= Private Eyes (play) =

1996 play by Steven Dietz

Private Eyes is a 1996 drama by Steven Dietz about deception and broken trust, labeled by the author as a "comedy of suspicion", as the story is brought in multiple layers and the audience is repeatedly tricked to believe that the current situation is real. Some critics - though not Dietz himself - consider it an homage to Tom Stoppard's 1982 The Real Thing, a play which features some similar themes and techniques.

==Story==
Husband and wife Matthew and Lisa are rehearsing a two- or perhaps three-person play. The British director Adrian uses his position of power to instantly seduce the "strikingly beautiful" Lisa and for a month or so Matthew desperately tries to deny their brazenly open affair or fantasizes about revenge. Then, Adrian's wife Cory tracks him down and Lisa turns out to be just another notch on his belt, after which all go their separate ways. In the brief final scene, Lisa approaches Matthew many years later, both declaring to have thought about only each other ever since.

This simple storyline is hidden in multiple, often conflicting layers, leaving the audience with doubts what part to believe (and some may even doubt the outline above). Like the beginning of Stoppard's play, the first scene is revealed to be the play the couple is rehearsing, with the additional twist that this play-in-a-play is about an audition and an affair between a director and an actress. The entire first half turns out to be a wistful version of how Matthew would have liked to expose the affair of his wife, as told to his therapist Frank (whose role can be played by a man or woman).

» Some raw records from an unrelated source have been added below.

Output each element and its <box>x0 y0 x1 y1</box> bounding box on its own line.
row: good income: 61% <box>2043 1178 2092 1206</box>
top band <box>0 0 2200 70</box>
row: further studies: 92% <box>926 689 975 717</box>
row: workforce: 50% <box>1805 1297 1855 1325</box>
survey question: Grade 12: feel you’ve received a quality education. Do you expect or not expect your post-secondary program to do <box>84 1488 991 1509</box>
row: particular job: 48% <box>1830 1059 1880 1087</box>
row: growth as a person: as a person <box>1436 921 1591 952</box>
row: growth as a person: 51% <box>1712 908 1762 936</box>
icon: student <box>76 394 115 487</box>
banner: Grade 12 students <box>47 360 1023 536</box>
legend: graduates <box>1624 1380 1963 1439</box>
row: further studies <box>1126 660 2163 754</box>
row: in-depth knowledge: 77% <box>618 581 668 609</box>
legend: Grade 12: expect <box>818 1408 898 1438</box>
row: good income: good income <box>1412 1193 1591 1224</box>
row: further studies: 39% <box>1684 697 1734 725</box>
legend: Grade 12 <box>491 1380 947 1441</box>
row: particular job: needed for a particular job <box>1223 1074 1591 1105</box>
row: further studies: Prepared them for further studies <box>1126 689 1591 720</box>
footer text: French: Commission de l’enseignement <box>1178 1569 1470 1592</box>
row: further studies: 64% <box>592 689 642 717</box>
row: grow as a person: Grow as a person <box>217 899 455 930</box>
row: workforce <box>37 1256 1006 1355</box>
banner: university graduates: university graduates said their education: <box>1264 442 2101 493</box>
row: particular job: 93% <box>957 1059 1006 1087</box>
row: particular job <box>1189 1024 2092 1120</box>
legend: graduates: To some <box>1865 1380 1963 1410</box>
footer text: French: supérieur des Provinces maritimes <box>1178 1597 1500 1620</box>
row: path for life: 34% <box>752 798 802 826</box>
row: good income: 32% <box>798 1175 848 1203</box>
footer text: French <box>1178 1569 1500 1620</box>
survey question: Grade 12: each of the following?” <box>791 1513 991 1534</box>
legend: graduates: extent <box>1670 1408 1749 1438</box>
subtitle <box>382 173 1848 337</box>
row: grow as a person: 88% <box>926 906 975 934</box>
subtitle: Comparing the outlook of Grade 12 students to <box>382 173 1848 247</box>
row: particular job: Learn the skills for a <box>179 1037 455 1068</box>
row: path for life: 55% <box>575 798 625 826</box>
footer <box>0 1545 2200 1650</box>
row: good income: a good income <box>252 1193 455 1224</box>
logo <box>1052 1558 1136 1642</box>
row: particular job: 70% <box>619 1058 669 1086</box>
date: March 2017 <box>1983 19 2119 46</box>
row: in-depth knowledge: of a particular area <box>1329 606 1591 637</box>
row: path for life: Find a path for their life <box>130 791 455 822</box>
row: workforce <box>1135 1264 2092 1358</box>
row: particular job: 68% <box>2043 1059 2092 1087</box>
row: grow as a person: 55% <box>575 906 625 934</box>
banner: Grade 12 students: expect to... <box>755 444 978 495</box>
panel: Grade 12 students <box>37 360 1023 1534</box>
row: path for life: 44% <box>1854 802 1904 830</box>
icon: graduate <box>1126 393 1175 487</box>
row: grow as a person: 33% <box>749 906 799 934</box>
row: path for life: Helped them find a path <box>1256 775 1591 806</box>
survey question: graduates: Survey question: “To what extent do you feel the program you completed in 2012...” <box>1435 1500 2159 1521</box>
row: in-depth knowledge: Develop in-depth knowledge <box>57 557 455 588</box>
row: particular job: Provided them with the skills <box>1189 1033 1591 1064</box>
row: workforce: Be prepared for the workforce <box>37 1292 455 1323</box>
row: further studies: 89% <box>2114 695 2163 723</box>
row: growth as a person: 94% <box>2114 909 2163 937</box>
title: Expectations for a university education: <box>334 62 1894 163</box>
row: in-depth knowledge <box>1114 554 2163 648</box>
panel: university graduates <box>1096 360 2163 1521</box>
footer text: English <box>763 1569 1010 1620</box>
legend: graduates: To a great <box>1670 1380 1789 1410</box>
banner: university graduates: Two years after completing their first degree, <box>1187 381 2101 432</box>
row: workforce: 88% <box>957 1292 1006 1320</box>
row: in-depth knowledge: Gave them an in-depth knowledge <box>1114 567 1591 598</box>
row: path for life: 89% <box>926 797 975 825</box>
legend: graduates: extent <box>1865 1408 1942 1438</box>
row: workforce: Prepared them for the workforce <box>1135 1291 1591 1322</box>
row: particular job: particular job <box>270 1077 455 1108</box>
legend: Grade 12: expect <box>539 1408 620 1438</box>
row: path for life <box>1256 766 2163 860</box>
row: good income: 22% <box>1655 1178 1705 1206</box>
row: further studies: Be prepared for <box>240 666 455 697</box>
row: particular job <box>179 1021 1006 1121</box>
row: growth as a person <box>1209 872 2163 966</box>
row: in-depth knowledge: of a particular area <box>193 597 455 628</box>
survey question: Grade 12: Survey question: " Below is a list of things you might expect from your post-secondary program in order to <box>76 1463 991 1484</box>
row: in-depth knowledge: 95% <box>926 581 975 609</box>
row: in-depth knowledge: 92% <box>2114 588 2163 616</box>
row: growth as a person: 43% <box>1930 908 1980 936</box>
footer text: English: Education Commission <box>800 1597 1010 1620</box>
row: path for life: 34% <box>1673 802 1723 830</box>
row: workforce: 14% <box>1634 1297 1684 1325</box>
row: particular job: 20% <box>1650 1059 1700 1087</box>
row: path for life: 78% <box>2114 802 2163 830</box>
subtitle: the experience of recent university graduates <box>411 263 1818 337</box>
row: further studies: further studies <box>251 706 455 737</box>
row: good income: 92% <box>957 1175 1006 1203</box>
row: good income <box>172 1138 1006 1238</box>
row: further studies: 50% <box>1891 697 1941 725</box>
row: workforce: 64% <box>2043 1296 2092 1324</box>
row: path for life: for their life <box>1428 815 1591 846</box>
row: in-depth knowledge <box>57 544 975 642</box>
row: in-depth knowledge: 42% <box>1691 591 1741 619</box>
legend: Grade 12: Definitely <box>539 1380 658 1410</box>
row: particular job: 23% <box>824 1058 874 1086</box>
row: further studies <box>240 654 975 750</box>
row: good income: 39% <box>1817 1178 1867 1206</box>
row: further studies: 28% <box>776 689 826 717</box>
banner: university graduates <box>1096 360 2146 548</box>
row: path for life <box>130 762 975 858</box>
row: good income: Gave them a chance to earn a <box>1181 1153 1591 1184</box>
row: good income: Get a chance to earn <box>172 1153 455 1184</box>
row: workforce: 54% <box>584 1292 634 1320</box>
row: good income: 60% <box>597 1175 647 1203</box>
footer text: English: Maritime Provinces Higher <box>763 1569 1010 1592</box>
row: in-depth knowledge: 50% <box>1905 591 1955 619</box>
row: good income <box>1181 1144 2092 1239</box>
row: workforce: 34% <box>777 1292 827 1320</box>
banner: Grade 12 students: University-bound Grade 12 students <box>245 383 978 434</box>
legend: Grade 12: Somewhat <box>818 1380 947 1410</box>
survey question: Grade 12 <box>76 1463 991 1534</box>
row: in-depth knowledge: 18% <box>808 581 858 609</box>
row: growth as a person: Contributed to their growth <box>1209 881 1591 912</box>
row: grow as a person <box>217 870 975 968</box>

Frank sometimes speaks to the audience, coming to its rescue in especially confusing situations, and presenting him/herself as the only one it can really trust. However, perhaps he/she is not a real character but merely a metaphorical tool to reveal the internal struggles of both Matthew and Lisa (who also has taken Frank as her therapist), an idea enhanced by Frank's last narration that turns out to be an audition for Matthew.

In the second act, we get a retelling of the events (by Matthew to Frank) from the beginning of the affair. This still non-linear process deteriorates slowly into several nightmarish scenes with Lisa letting her husband leave the rehearsal room (so Adrian can make love to her) or Matthew getting scolded by his wife and Adrian after being forced to watch them in bed. Comedic relief is provided by the appearance of Cory, who initially introduces herself as a "private eye" for Adrian's suspecting wife. Her violent revenge may also just be a fantasy as we're told that the bullet she fired "only" grazed Adrian's heart and he took a flight back to England, presumably to continue his predatory ways.

Although each layer by itself is deceptively plausible, the play takes several turns that make events in previous layers and sometimes even the overall story impossible. Examples of the latter are Frank's final audition and Cory featuring in Matthew's first account to Frank as an unlikely accomplice in his fantasized revenge before he meets her in a higher layer of the story. Such "plot holes" could be considered nods to Stoppard's play and the theater of the absurd. Dietz's use of comedic moments throughout the play, like the characters' unnatural wittiness, absurd but cathartic turns of events, and unexpectedly banal plays on words like Frank and "private Dick" has been suggested to be "because only a comedy can make us realize the truths we are not fond of".

==Theme==
Dietz described the origin of this play as "a scene in which two lovers fail to speak the truth. And, like a lie, the play grew. It began to go to greater and greater lengths to keep its own deceit afloat. It took my sense of structure for a ride and built a web of such complexity that clarity (a/k/a `truth') was rendered virtually impossible."

The theme of deception pervades the play at all levels. Besides the deception of the double adultery, each character takes several opportunities to deceive the other, be it in fantasy or for real. Matthew and Lisa also suffer from self-deception, as he refuses to believe the unpleasant turn of events, holding on to things, while everyone else is changing their lives, and she convinces herself that all this doesn't have to hurt Matthew. Dietz's breaking of several conventional rules of the theater of course repeatedly deceives the audience in believing each new version of reality. This, perhaps intentionally, can leave some members of the audience feel betrayed at the end, feeling used as a dupe for a magician's bag of tricks.

==Title==
Dietz had started to write the play as early as 1990 with the title The Usual Suspects. This version had a stage reading by the Arizona Theatre Company in 1992. In 1995, Christopher McQuarrie wrote a hit movie with that title, and Dietz "begrudgingly" changed his title.

==Performances==
"Private Eyes" was first performed in March 1996 by the Arizona Theatre Company. It gained wide recognition when it was presented as part of the 1997 Humana Festival of New American Plays, a widely attended yearly event at the Actors Theatre of Louisville. Though it never had a Broadway appearance, it has been Dietz's most commercially successful play.